Question:
Can we ever grasp [even in literature] the enormity of the Holocaust? Can we
ever grasp, even in literature, the nature of an event/scene?
Answer/Quote: “On the third floor of the United States Holocaust
Memorial Museum…in Washington, D.C., inside a glass case, lie thousands of
shoes. Old and mismatched, moldering after sixty years, they are what remains
of countless Jews who were told to disrobe and who were subsequently murdered
at Majdanek, Poland, during the final years of the Holocaust. Of the objects
collected for display by the designers of [the museum], they are among the most
powerful icons of the destruction commemorated at the museum, and they were
chosen specifically to provide museum visitors the opportunity to identify with
those who were destroyed, and to learn something about the events of the
Holocaust, events that for most visitors, occurred before they were born. In
figural terms, the shoes are meant to stand in for those events, to serve as a
sign for what happened, and to evoke in museumgoers’ imaginations the enormity
of the destruction. The shoes function as metonyms, parts standing in for the
whole….” P. 417.
Quote: “The
behemoth, the object in the museum, is only an instance—‘take, for example,
this one’—and instance, after instance, after instance, doesn’t metonymically
point to a whole, but indicates, as synecdoche the impossibility of seeing the
whole, which, in the case I’ve been describing in this essay, is the Holocaust.
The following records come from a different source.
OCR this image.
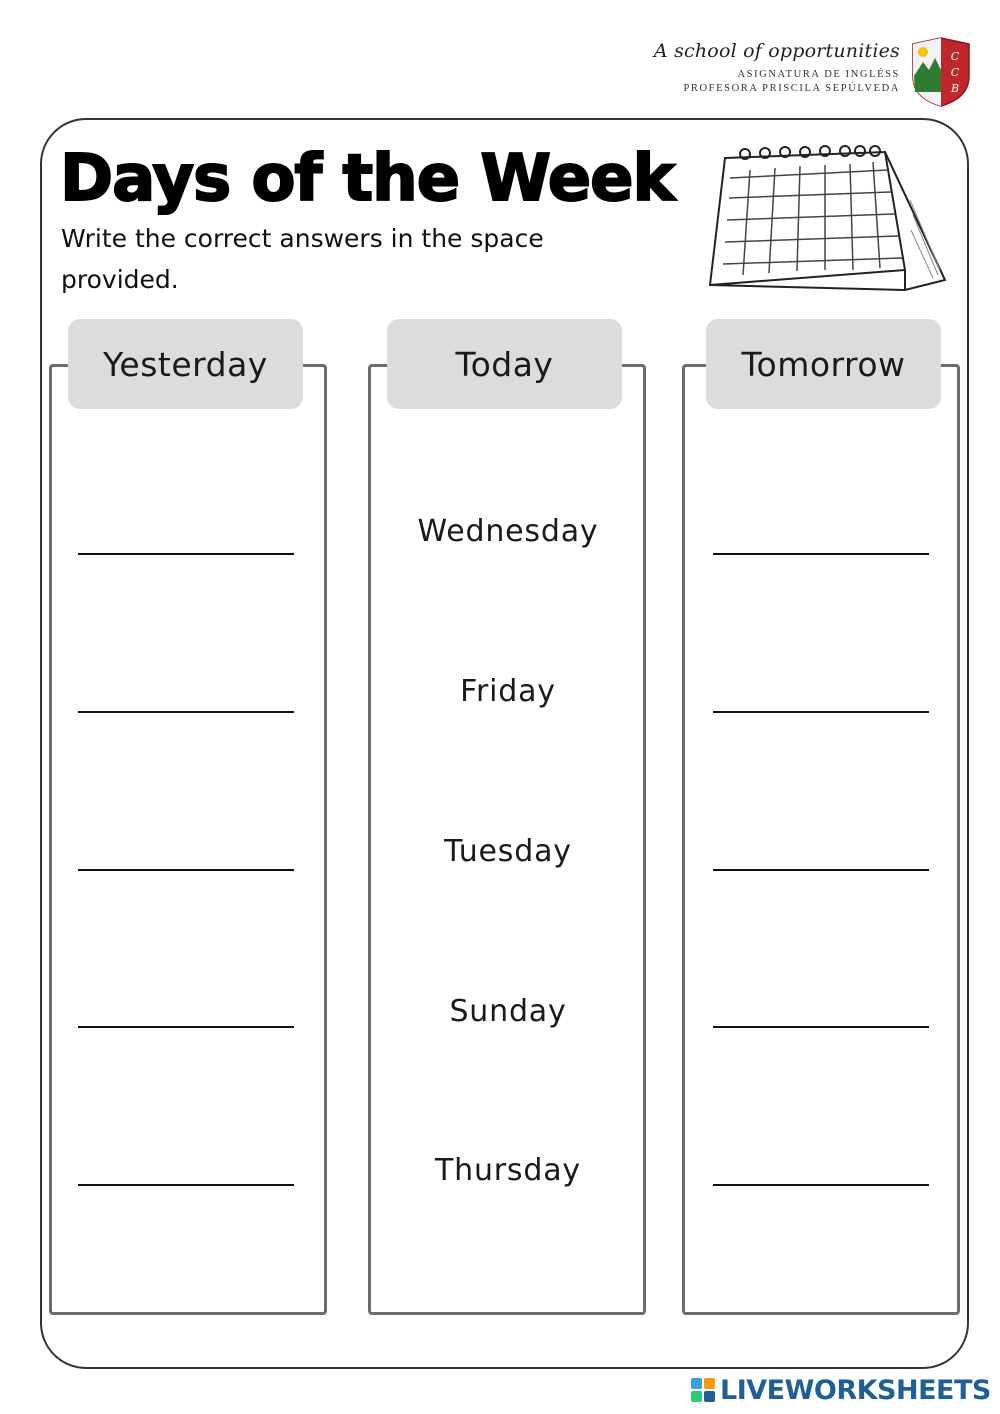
A school of opportunities
ASIGNATURA DE INGLÉSS
PROFESORA PRISCILA SEPÚLVEDA
C
C
B
Days of the Week

Write the correct answers in the space provided.

Yesterday	Today	Tomorrow
Wednesday
Friday
Tuesday
Sunday
Thursday
LIVEWORKSHEETS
It doesn’t mean the instance is inauthentic. It simply means that any attempt
to render an event authentically will always be vexed by what cannot be
integrated into history and memory, and by the impossibility of ever being able
to point to an object or an image, and to finally say, ‘See? That’ what
happened. Understand?’” p. 434.
Comment:
Point made. RayS.
Title:
“Synechdochic Memory at the United States Holocaust Memorial Museum.” Michael
Bernard-Donals. College English (May 2012), 417-436.